What is meant by self-assembly?
Certain organic compounds have the capacity to react with each other to form more complex molecules such as hydrocarbons, amino acids and simple sugars. Some of these can spontaneously self-assemble into membrane structures, and others can polymerize into molecules similar to proteins and nucleic acids. These in turn form larger self-assembled structures such as the double helix of DNA. Because there were no genes or enzymes available on the prebiotic Earth to direct the metabolism and reproduction characteristic of living organisms, the first forms of life must have been produced through a spontaneous self-assembly process.

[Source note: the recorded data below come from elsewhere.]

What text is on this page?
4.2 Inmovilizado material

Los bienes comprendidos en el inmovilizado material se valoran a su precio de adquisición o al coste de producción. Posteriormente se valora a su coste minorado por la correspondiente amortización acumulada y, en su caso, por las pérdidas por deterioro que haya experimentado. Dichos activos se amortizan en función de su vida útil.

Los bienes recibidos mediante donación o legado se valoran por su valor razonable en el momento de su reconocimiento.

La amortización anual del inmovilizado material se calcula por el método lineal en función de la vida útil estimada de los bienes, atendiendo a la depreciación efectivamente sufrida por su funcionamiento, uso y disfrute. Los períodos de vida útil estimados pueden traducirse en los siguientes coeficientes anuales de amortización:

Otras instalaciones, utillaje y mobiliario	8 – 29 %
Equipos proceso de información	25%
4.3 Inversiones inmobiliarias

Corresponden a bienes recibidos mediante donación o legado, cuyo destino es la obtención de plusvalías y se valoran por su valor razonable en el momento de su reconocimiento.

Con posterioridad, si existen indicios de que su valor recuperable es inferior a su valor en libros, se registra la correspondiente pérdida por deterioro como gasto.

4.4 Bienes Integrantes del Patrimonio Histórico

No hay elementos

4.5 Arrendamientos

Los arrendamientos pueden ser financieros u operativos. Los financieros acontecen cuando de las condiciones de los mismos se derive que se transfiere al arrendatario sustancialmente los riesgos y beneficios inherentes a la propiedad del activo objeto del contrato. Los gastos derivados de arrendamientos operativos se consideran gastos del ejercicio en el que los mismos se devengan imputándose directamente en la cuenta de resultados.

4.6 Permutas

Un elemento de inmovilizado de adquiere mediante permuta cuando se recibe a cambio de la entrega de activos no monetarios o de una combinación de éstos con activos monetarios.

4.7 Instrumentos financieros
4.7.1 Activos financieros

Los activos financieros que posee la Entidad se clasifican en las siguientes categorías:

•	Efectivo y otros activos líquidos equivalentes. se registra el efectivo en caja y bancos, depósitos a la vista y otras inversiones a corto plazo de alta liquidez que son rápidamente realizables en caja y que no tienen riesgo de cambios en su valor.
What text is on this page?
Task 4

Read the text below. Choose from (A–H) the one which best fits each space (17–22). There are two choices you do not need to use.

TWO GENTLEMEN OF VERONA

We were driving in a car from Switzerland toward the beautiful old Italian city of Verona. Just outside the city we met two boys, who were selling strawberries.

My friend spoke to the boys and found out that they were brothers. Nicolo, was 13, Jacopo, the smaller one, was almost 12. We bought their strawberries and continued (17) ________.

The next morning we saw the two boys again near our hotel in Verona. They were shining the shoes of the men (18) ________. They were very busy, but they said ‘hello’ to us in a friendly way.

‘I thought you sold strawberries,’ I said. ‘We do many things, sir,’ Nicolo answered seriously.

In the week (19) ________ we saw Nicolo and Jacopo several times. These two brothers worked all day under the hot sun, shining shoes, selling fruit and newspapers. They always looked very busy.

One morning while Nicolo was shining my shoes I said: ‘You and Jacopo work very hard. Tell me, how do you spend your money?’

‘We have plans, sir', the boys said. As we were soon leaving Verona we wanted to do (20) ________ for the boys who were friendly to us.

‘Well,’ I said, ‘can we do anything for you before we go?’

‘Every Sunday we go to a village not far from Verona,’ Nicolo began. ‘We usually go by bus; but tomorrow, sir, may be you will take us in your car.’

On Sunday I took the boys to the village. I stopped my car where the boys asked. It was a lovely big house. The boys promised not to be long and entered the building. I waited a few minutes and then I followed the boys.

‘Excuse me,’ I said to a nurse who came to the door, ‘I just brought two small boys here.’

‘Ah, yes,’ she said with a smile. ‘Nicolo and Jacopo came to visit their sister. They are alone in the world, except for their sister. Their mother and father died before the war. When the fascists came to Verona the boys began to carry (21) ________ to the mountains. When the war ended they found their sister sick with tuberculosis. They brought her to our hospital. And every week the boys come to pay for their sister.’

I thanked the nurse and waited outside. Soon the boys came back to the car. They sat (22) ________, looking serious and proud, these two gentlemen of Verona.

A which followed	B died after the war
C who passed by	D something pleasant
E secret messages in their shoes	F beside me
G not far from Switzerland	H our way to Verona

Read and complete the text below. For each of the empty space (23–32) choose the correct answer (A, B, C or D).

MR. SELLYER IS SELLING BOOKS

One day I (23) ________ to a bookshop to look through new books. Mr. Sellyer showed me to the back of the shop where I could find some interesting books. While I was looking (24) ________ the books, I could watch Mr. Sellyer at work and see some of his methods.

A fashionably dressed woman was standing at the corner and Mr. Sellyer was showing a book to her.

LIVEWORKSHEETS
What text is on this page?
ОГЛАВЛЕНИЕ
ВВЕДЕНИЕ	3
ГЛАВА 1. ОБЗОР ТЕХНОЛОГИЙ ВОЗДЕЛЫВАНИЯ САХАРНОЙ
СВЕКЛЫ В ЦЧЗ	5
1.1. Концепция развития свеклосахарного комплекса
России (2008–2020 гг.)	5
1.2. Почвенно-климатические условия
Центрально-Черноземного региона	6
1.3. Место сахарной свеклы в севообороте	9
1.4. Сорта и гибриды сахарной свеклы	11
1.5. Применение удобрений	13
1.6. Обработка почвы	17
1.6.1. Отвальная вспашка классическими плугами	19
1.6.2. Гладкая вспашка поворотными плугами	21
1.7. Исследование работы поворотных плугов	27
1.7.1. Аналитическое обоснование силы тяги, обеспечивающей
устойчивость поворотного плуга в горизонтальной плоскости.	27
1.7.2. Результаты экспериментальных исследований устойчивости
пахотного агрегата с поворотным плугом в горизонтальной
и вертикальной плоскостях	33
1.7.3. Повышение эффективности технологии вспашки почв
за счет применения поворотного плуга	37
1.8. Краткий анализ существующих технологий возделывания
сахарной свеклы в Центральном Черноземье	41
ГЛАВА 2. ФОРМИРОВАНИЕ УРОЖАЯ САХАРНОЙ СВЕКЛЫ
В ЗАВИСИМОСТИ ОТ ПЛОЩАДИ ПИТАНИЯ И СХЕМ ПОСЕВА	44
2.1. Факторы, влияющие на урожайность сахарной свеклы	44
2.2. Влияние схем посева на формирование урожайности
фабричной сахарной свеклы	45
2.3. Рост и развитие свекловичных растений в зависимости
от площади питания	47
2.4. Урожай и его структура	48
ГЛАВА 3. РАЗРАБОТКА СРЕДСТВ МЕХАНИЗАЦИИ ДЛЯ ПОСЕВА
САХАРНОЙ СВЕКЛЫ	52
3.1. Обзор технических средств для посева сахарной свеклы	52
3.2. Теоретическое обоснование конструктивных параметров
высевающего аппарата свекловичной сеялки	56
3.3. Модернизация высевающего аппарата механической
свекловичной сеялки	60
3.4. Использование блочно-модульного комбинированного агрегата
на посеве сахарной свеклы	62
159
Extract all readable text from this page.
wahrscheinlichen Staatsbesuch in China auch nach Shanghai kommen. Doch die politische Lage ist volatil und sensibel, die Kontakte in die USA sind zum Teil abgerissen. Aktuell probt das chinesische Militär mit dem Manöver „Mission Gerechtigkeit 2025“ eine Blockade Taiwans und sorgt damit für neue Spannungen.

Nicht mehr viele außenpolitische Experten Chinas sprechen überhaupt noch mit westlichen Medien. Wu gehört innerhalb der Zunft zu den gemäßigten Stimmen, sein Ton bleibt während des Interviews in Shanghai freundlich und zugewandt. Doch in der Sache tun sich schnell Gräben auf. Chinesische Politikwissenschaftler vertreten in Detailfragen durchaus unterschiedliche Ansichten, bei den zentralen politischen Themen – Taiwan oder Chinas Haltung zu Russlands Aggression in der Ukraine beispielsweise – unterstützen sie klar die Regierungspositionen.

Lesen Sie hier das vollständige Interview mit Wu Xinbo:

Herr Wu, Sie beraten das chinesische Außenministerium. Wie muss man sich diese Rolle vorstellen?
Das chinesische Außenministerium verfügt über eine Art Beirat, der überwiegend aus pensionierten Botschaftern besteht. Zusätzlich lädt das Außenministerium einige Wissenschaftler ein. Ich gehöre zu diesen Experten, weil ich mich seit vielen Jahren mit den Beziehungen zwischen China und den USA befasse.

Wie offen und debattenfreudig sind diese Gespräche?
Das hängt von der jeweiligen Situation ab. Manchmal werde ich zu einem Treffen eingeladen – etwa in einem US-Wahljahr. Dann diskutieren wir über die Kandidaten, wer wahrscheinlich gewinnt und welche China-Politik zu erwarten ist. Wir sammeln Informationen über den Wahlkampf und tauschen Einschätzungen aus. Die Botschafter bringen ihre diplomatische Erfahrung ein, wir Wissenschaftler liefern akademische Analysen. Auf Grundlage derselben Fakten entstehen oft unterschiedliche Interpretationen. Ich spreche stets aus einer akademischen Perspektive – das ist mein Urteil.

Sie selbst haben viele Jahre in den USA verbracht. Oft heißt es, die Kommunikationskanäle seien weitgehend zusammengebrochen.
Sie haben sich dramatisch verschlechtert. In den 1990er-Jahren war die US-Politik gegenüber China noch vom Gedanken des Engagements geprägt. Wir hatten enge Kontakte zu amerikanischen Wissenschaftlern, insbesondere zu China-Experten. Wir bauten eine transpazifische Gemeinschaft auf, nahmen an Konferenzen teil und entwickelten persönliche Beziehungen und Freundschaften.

How did catalytic activity become incorporated into the earliest forms of life?
Most life on the Earth today depends on protein catalysts called enzymes, which like all catalysts can greatly increase the rates at which reactions proceed. Catalysts are essential to life, but what were the first catalysts? They were probably not proteins, because protein synthesis requires DNA and other chemicals combined in a process much too complex to occurred spontaneously. However, we now know that certain kinds of ribonucleic acid (RNA) also have catalytic activity, behaving like protein enzymes. These are called ribozymes, and they considerably simplify our thinking about the beginning of life. We no longer need to consider that entire cells complete with DNA, RNA, ribosomes and protein synthesis somehow appeared. Instead, we can conceive of a primitive RNA system that could grow, reproduce and evolve, showing all the properties we associate with the living state.

When did life begin?
Evidence in the form of microscopic fossils has convincingly shown that bacterial life was abundant in shallow seas about 3.5 billion years ago. Other evidence from measurements of stable isotopes of carbon suggest that even simpler forms of life existed 3.8 billion years ago. If so, it follows that life can begin in as little time as 100 million years, since the Earth's surface was probably still too hot for any conceivable form of life over 4.0 billion years ago.

Where did life begin?
The origin of life must have occurred in an environment where the temperature was low enough to permit liquid water to exist. Some examples include tide pools or sub-surface sites similar to a hydrothermal vent or a geothermal hot spring. Liquid water is required for life as we know it, since only water can provide a universal medium in which self-assembly processes and metabolism can occur. The temperature of the site was likely to have been higher than prevails on the Earth today. We now know that microbial populations can inhabit environments once thought impossible, where temperatures range up to the boiling point of water. This greatly expands the possible range of sites for the origin of life, and suggests that living microorganisms could be present in deep hydrothermal regions under the Martian crust, or even on Europa, which is now believed to have ice-covered oceans of liquid water.